VW siedelt Thema auf höchster Ebene an

„Wir freuen uns, dass wir Frau Dr. Hohmann-Dennhardt für diese verantwortungsvolle Aufgabe gewinnen konnten und auf ihre herausragende Fachkompetenz und Erfahrung bauen können“, sagte VW-Aufsichtsratschef Hans Dieter Pötsch einer Mitteilung zufolge.

In den vergangenen Wochen hatten sich die Hinweise darauf verdichtet, dass VW das Thema auf höchster Ebene ansiedeln will. Die Schaffung eines entsprechenden Vorstandsressorts als Konsequenz aus dem Diesel-Skandal sei „der nächste logische Schritt“, hieß es in Kreisen des Unternehmens, wie der Rechercheverbund von „Süddeutscher Zeitung“, NDR und WDR berichtete.

Zwar hatte Volkswagen - auch als Lehre aus anderen Affären wie den Lustreisen von Betriebsräten auf Firmenkosten - den Kampf gegen Regelverstöße schon seit längerem als wichtige Unternehmensfunktion erkannt. In Person von Frank Fabian gab es im Konzern seit 2001 einen sogenannten Compliance Officer.

Eine Aufwertung des Postens in den Vorstand könne aber durchaus eine große Außenwirkung haben, hieß es aus dem Unternehmen. Siemens und Daimler hatten bei großen Schmiergeldfällen ähnlich reagiert, um die Behörden milde zu stimmen.

Biografie Christine Hohmann-Dennhardt

Die Juristin Christine Hohmann-Dennhardt kennt sich aus mit der Krisenbewältigung in großen Autokonzernen. Sie wurde 2011 als erste Frau in den Daimler-Vorstand nach Stuttgart geholt, um den US-Schmiergeld-Skandal bei dem Autobauer intern aufzuarbeiten und ein System der internen Kontrolle zu installieren. Die inzwischen 65-Jährige machte als Chefin des Ressorts „Integrität und Recht“ eine gute Figur.

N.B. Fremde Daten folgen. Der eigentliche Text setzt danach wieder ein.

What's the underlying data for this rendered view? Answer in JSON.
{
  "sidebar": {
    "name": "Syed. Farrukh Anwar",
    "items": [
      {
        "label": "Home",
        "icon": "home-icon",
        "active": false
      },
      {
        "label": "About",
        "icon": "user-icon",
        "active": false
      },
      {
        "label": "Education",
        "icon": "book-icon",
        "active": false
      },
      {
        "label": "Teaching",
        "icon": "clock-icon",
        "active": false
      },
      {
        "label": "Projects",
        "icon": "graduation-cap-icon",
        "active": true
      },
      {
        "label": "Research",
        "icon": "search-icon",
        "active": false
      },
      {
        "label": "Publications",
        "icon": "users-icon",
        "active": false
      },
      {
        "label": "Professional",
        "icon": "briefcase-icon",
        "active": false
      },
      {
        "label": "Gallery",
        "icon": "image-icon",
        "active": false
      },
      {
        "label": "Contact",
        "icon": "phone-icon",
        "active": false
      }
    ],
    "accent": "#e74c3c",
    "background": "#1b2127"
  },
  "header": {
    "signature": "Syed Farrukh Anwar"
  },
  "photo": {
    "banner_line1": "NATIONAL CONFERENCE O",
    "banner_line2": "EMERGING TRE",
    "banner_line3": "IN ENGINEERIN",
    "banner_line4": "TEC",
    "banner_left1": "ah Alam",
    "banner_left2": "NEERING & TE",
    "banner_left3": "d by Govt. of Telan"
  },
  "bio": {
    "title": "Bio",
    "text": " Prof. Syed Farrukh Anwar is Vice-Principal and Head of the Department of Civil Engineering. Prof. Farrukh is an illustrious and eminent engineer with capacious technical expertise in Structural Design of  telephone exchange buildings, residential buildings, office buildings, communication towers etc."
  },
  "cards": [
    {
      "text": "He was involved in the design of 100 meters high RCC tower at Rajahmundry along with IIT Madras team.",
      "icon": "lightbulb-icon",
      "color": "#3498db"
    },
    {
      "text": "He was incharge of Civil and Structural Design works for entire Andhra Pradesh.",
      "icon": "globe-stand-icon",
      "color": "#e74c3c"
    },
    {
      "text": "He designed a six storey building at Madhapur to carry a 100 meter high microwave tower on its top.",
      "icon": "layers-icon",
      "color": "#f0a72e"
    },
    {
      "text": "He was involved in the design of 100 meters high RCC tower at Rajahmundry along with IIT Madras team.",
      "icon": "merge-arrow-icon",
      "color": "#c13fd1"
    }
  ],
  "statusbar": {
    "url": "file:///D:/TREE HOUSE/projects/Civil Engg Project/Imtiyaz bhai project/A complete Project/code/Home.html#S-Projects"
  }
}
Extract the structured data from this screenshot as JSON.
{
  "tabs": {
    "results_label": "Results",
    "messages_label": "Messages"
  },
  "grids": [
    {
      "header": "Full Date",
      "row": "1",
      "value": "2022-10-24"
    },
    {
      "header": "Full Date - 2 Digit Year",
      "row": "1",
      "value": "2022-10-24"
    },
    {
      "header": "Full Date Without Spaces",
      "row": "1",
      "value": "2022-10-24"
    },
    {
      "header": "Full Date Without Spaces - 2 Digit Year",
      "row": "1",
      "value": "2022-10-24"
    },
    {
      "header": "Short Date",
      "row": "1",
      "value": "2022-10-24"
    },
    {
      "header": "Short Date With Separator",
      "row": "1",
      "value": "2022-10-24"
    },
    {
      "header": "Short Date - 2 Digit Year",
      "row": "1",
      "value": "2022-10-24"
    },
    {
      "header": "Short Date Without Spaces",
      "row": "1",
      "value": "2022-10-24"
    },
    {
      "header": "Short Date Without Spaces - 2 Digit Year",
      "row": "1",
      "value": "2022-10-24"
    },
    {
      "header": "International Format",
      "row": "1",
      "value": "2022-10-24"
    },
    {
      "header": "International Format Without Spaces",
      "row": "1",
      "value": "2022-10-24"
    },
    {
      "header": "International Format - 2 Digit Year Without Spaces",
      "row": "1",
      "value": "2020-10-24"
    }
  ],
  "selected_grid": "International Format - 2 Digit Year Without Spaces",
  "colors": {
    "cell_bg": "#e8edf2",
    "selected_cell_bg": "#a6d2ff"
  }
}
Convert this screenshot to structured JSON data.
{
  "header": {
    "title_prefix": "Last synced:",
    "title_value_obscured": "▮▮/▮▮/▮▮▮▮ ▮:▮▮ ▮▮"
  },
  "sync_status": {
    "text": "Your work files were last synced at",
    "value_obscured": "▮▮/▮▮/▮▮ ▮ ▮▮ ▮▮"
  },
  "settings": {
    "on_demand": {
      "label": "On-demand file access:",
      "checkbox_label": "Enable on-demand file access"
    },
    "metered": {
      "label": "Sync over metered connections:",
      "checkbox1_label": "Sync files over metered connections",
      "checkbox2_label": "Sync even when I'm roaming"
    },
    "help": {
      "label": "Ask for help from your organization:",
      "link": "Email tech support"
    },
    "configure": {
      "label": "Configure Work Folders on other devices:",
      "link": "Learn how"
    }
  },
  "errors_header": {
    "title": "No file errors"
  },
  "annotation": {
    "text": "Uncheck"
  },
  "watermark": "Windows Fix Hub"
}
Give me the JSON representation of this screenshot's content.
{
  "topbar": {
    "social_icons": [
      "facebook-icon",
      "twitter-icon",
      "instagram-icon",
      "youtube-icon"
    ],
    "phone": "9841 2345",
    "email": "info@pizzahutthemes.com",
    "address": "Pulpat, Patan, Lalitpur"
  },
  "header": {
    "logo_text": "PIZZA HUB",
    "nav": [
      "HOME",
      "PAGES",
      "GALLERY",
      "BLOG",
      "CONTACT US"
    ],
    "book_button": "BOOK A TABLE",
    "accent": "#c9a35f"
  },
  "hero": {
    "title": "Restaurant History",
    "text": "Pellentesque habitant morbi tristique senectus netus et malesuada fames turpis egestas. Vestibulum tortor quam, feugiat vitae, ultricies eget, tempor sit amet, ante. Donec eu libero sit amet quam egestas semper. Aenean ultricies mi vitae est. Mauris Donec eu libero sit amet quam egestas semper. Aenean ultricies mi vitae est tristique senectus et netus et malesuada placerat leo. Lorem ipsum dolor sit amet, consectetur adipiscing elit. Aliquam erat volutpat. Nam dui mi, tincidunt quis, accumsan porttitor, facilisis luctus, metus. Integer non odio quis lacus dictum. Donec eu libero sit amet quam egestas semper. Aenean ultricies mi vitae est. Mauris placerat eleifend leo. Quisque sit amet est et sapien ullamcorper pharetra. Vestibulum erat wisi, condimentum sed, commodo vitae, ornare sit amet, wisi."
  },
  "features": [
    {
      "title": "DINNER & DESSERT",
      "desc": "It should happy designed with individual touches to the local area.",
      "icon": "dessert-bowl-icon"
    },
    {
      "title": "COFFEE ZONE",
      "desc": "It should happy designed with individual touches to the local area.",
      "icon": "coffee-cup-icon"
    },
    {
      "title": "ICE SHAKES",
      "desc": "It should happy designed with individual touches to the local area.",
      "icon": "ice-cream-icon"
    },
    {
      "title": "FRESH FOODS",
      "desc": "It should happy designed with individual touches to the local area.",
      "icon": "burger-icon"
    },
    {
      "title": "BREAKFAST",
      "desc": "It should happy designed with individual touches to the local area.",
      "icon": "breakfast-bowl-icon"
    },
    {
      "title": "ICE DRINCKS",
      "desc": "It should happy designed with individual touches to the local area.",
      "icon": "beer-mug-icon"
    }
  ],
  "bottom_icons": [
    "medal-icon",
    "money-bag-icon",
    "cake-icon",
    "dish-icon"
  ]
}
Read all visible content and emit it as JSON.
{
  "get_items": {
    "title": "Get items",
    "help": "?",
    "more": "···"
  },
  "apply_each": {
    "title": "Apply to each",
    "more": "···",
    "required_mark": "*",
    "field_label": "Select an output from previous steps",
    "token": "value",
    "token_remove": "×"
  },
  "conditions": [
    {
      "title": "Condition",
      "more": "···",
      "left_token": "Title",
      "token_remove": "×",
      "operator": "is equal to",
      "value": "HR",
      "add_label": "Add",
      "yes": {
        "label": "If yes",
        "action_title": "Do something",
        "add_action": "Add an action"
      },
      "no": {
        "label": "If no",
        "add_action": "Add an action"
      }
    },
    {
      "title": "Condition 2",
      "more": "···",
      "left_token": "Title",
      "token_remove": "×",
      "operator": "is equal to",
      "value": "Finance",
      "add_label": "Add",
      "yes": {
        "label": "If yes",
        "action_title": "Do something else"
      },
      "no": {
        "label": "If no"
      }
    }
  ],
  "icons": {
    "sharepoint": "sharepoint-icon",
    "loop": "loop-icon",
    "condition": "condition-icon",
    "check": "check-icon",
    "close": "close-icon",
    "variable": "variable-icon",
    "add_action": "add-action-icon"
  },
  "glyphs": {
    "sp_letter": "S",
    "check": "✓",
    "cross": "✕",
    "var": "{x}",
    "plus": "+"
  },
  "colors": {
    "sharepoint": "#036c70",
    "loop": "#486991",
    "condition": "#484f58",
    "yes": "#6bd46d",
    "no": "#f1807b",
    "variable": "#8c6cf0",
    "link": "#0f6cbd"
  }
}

Es dürfte zu einem gewissen Teil auch an der Rolle Hohmann-Dennhardts als Wächterin über die Einhaltung von Regeln liegen, dass Daimler als einstiger Problemfall hier neues Vertrauen gewonnen hat. Bei VW muss sie nun abermals die Scherben aufkehren, die vor ihrem Amtsantritt entstanden sind.

Nach einer Vorstandskarriere sah es bei Hohmann-Dennhardt lange nicht aus. Erst im Alter von 60 Jahren wechselte sie in die freie Wirtschaft, zuvor war sie zwölf Jahre lang als Richterin am Bundesverfassungsgericht tätig. Dort setzte sie sich für Bürgerrechte ein, den „großen Lauschangriff“ beispielsweise lehnte sie strikt ab. In den 1990er Jahren war die SPD-Politikerin hessische Landesministerin - erst als Ressortchefin für Justiz, später für Wissenschaft und Kultur.

Geboren in Leipzig, kam sie mit ihrer Familie als Kleinkind nach Westdeutschland, zunächst nach Essen, später nach Marbach am Neckar. Die Mutter zweier Kinder tritt immer sehr kontrolliert auf - spontane Äußerungen oder unbeherrschte Gestik sind ihr fremd.